Specializes in NICU/Neonatal transport.

Oh, I will say, I am also rewatching criminal minds - the episode with the bleach - he said the milk will coat the esophagus, not the lungs. So that was right. But the one with the paralysis really annoyed me. How in the hell do you paralyze without removing ability to breathe? Diaphragmatic pacing?

All these shows, show the "doctors" always doing everything for the patient. When is the last time any one of you guys saw a doctor doing anything for a patient, like giving them a medication, lab draw, or starting an IV. With that said, it doesn't stop me from watching, I have watched Grey's Anatomy since it started.

Specializes in OR/PACU/med surg/LTC.

We occasionally have a doctor start an IV but we are a small hospital with no IV team and the two docs who start IVs are also anesthesiologists.

Have never seen a doctor ambulate a pt, sleep in a pts room to keep.an eye on them (I wish), give medications (besides pushing certain meds that we can't push on our floor).

The biggest thing that frustrates me is when the keep using the debrilator ever 10 seconds. "Shock, Shock again, shock again" No you need to wait two minutes and you can't shock asysyole.

There was one episode of Chicago Hope where a patient was found stone-cold rigor mortis dead and the doctor had a come apart at the nurse. "Why did nobody check on this patient for hours?" The nurse says, "Doctor, this patient was a DNR. There was no order to check on the patient!"

I'm not sure about this?

A healthy young female driving her car hits a telephone pole. Is dazed, minor head wound, gets out of the car and a live electrical wire arching, twitching, on the ground hits her in the chest. She drops down, no pulse.

A police officer starts compressions, she wakes up is taken to the ER. Three to four hours later she is released and walks into the police station to thank the officer.

I assume???? something like that would necessitate a longer evaluation?

Specializes in NICU/Neonatal transport.
3 hours ago, brownbook said:

I'm not sure about this?

A healthy young female driving her car hits a telephone pole. Is dazed, minor head wound, gets out of the car and a live electrical wire arching, twitching, on the ground hits her in the chest. She drops down, no pulse.

A police officer starts compressions, she wakes up is taken to the ER. Three to four hours later she is released and walks into the police station to thank the officer.

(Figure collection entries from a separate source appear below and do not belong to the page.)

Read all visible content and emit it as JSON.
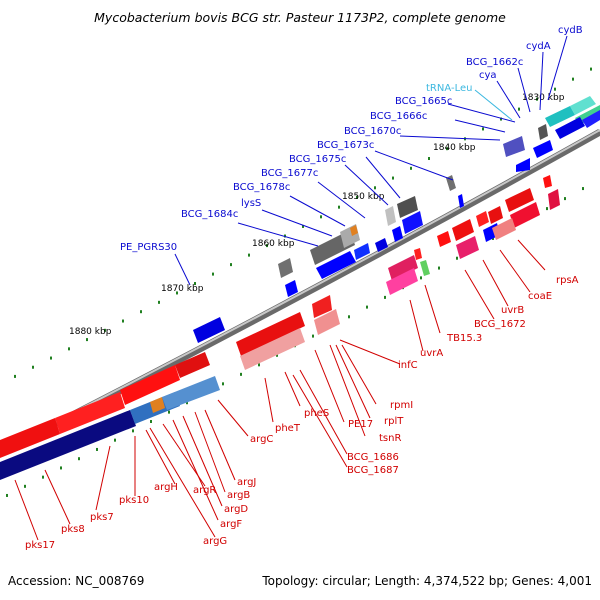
{
  "title": "Mycobacterium bovis BCG str. Pasteur 1173P2, complete genome",
  "accession": "Accession: NC_008769",
  "topology": "Topology: circular; Length: 4,374,522 bp; Genes: 4,001",
  "colors": {
    "plus_strand": "#e81010",
    "minus_strand": "#1010e0",
    "trna": "#3cb8e0",
    "backbone": "#808080",
    "tick": "#208020"
  },
  "kbp_labels": [
    "1830 kbp",
    "1840 kbp",
    "1850 kbp",
    "1860 kbp",
    "1870 kbp",
    "1880 kbp"
  ],
  "upper_labels": [
    "cydB",
    "cydA",
    "BCG_1662c",
    "cya",
    "tRNA-Leu",
    "BCG_1665c",
    "BCG_1666c",
    "BCG_1670c",
    "BCG_1673c",
    "BCG_1675c",
    "BCG_1677c",
    "BCG_1678c",
    "lysS",
    "BCG_1684c",
    "PE_PGRS30"
  ],
  "lower_labels": [
    "rpsA",
    "coaE",
    "uvrB",
    "BCG_1672",
    "TB15.3",
    "uvrA",
    "infC",
    "rpmI",
    "rplT",
    "tsnR",
    "PE17",
    "pheS",
    "pheT",
    "BCG_1686",
    "BCG_1687",
    "argC",
    "argJ",
    "argB",
    "argD",
    "argF",
    "argR",
    "argG",
    "argH",
    "pks10",
    "pks7",
    "pks8",
    "pks17"
  ]
}
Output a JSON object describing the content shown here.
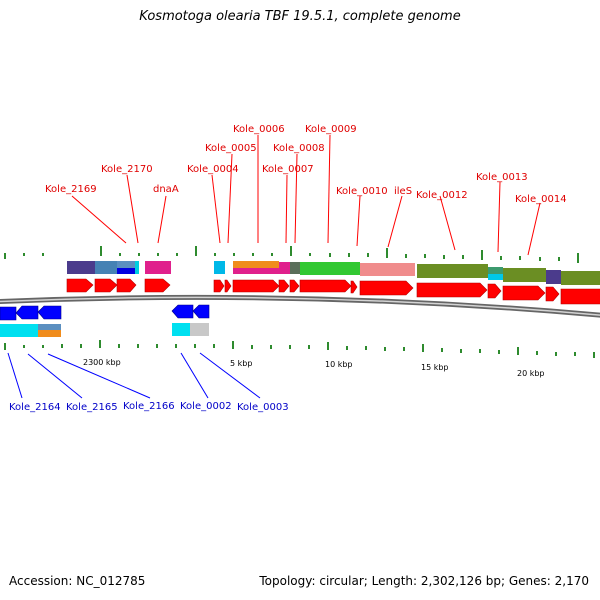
{
  "title": "Kosmotoga olearia TBF 19.5.1, complete genome",
  "accession": "Accession: NC_012785",
  "summary": "Topology: circular; Length: 2,302,126 bp; Genes: 2,170",
  "colors": {
    "forward_gene": "#ff0000",
    "reverse_gene": "#0000ff",
    "forward_label": "#e00000",
    "reverse_label": "#0000c8",
    "backbone": "#888888",
    "tick": "#2e8b2e"
  },
  "scale_labels": [
    "2300 kbp",
    "5 kbp",
    "10 kbp",
    "15 kbp",
    "20 kbp"
  ],
  "forward_gene_labels": [
    "Kole_2169",
    "Kole_2170",
    "dnaA",
    "Kole_0004",
    "Kole_0005",
    "Kole_0006",
    "Kole_0007",
    "Kole_0008",
    "Kole_0009",
    "Kole_0010",
    "ileS",
    "Kole_0012",
    "Kole_0013",
    "Kole_0014"
  ],
  "reverse_gene_labels": [
    "Kole_2164",
    "Kole_2165",
    "Kole_2166",
    "Kole_0002",
    "Kole_0003"
  ]
}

I assume???? something like that would necessitate a longer evaluation?

Possibly I guess, maybe? Depends on if she was burned and how bad the shock was I bet. I don't know, interesting thought. I would think if you had a known reason for asystole, they got the heart restarted quickly, then there would be little risk for it recurring. Like if you got hit with a baseball in the sternum at just the right time in your cardiac cycle and it caused an arrhythmia or asystole, if you go it back to normal, there's little chance of it reverting, short of getting hit again. Or if someone codes because they were choking, but then you cleared their airway and circulation and breathing resumed, if it was a really short duration, it's not like they need to be watched in the hospital to make sure they don't choke again LOL

Specializes in Urgent Care, Oncology.
On 3/22/2019 at 11:43 PM, Nickc58 said:

The show “The Resident” it’s its entirety drives me absolutely bonkers. The entire premise of the show is based on the fact that a resident is calling the shots.....

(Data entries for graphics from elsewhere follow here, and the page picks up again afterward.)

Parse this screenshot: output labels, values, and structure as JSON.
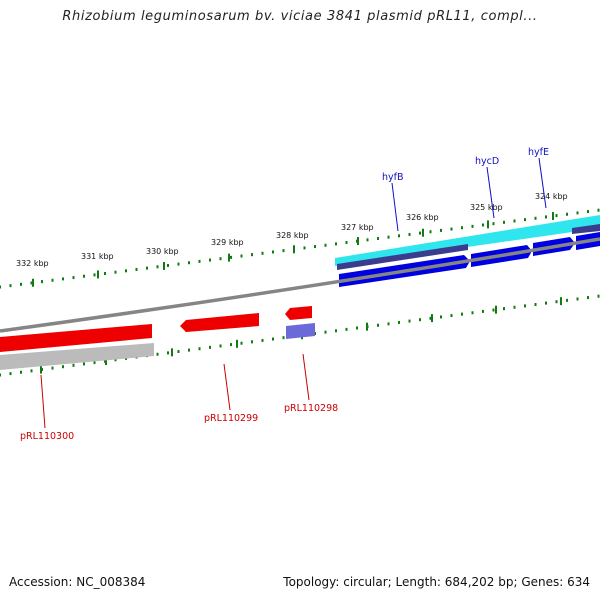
{
  "title": "Rhizobium leguminosarum bv. viciae 3841 plasmid pRL11, compl...",
  "footer": {
    "accession": "Accession: NC_008384",
    "summary": "Topology: circular; Length: 684,202 bp; Genes: 634"
  },
  "colors": {
    "backbone": "#858585",
    "tick": "#117a11",
    "forward_gene": "#0000e0",
    "forward_cds": "#2fe6ee",
    "forward_shadow": "#3c3c8e",
    "reverse_gene": "#ee0000",
    "reverse_shadow": "#bbbbbb",
    "reverse_other": "#6a6ad8",
    "forward_label": "#1010c0",
    "reverse_label": "#cc0000"
  },
  "ticks": {
    "labels": [
      "332 kbp",
      "331 kbp",
      "330 kbp",
      "329 kbp",
      "328 kbp",
      "327 kbp",
      "326 kbp",
      "325 kbp",
      "324 kbp"
    ]
  },
  "genes": {
    "forward_labels": [
      "hyfB",
      "hycD",
      "hyfE"
    ],
    "reverse_labels": [
      "pRL110300",
      "pRL110299",
      "pRL110298"
    ]
  }
}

I like how on Nurse Nic's jacket it says her NAME, BSN, NP.

Uh, no. So wrong.

Specializes in NICU/Neonatal transport.

Missing a couple letters there ;)

Specializes in Med Surg, PCU, Travel.

I seen on this one low budget Christian movie, the patient was connected to an IV...but when I looked at it closer it was a dang tube feed bag hanging full of water and the purple port was taped to their forearm...lol ?

Specializes in NICU.

I watch foreign channels and I love the scene with the intubated person speaking clearly.

In a sick newborn baby scene , Using real Large old babies in incubators moving ,looking around.

Doctors looking so handsome it is unfair.